La mémoire douloureuse de l’auto-génocide cambodgien

Ce livre commence par un récit. En apparence, il s’agit de décrire comment, une jeune française, d’origine khmer, retourne dans son pays, dans le cadre d’une ONG pour donner des cours aux enfants. Les premières pages sont justement le récit de ce choc entre un pays fantasmé et un pays réel, mais aussi choc inversé car les habitants sont eux-mêmes surpris par ce qu’ils prennent pour une touriste et qui parle aussi bien le Khmer. Ce retour au pays qui fut, tous les exilés qui l’ont fait en gardent le goût doux-amer. Lana Chhor n’a jamais connu le Cambodge. Ses souvenirs commencent dans le camp de réfugiés, et se poursuivent en France. Le Cambodge, elle en a, naturellement, entendu parler dans sa famille. Elle a lu, aussi, des documents, des textes ou autres, racontant l’histoire de ce pays et la tragédie qu’il a connu, une tragédie que la justice internationale vient tout juste de reconnaître[2]. Mais, elle ne connaît qu’un Cambodge des livres, de la parole familiale. Pour elle, ce voyage, c’est surtout, au départ, le choc des rencontres, qu’elle décrit de manière très fine, avec des gens, des petites gens, qui sont toutes des survivants.

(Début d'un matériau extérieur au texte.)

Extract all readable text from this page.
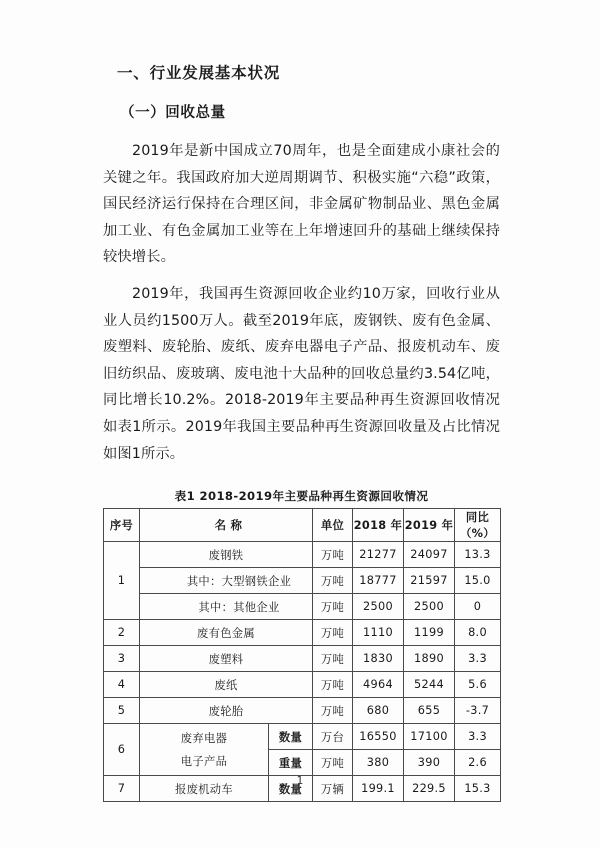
一、行业发展基本状况
（一）回收总量

2019年是新中国成立70周年，也是全面建成小康社会的关键之年。我国政府加大逆周期调节、积极实施“六稳”政策，国民经济运行保持在合理区间，非金属矿物制品业、黑色金属加工业、有色金属加工业等在上年增速回升的基础上继续保持较快增长。

2019年，我国再生资源回收企业约10万家，回收行业从业人员约1500万人。截至2019年底，废钢铁、废有色金属、废塑料、废轮胎、废纸、废弃电器电子产品、报废机动车、废旧纺织品、废玻璃、废电池十大品种的回收总量约3.54亿吨，同比增长10.2%。2018-2019年主要品种再生资源回收情况如表1所示。2019年我国主要品种再生资源回收量及占比情况如图1所示。

表1 2018-2019年主要品种再生资源回收情况
序号	名 称		单位	2018 年	2019 年	同比（%）
1	废钢铁		万吨	21277	24097	13.3
	其中：大型钢铁企业		万吨	18777	21597	15.0
	其中：其他企业		万吨	2500	2500	0
2	废有色金属		万吨	1110	1199	8.0
3	废塑料		万吨	1830	1890	3.3
4	废纸		万吨	4964	5244	5.6
5	废轮胎		万吨	680	655	-3.7
6	废弃电器
电子产品	数量	万台	16550	17100	3.3
		重量	万吨	380	390	2.6
7	报废机动车	数量	万辆	199.1	229.5	15.3
1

Alors, de cette tragédie, elle va en parler. Sa description du « Musée du Génocide » sonne particulièrement juste ainsi que celle du centre d’archives Bophana de Phnom Penh. Mais, ce qui frappe encore plus est l’intériorisation du génocide, qu’elle appelle très justement un « auto-génocide », et les comportements qui en découlent, et qui se perpétuent dans le Cambodge d’aujourd’hui. La rencontre avec son cousin germain est extrêmement symptomatique de cela. Il y a trop de non-dits, trop de choses cachées, et la communication véritable ne peut s’établir. La folie meurtrière des Khmers rouge avait une logique : celle d’une soi-disant pureté de la « race khmère ». Elle en démonte très clairement le mécanisme.

 

Une réflexion importante sur la notion d’identité

Le livre ne traiterait que de cela, il serait déjà un livre fort utile. Mais, ce qui fait l’intérêt particulier de cet ouvrage, et qui pourrait en faire un instrument idéal dans un cadre pédagogique, c’est aussi la réflexion sur l’identité qu’il contient. Car, la famille de Lana Chhor est une famille aux origines multiples, chinoises et cambodgiennes, de classes aisées comme de classes populaires. Le problème de l’identité traverse lui aussi tout l’ouvrage. Car, qu’est-ce qu’une identité ? Est-elle donnée par la langue ?

Outre le français, Lana Chhor en maîtrise beaucoup. Doit-on pour prendre une identité rejeter alors les autres ? Ces questions, qui se posent aujourd’hui dans la société française, et qui concerne de très nombreux jeunes, Lana Chhor les aborde avec beaucoup de finesse encore un fois, mais aussi beaucoup de justesse. Elle affirme son adhésion à l’identité politique française, quitte à choquer son père, qui a refait sa vie à New-York. Le passage, vers la fin du livre, est savoureux. On voit bien que, en ce qui concerne la culture politique, elle ne transigera pas, et c’est tant mieux.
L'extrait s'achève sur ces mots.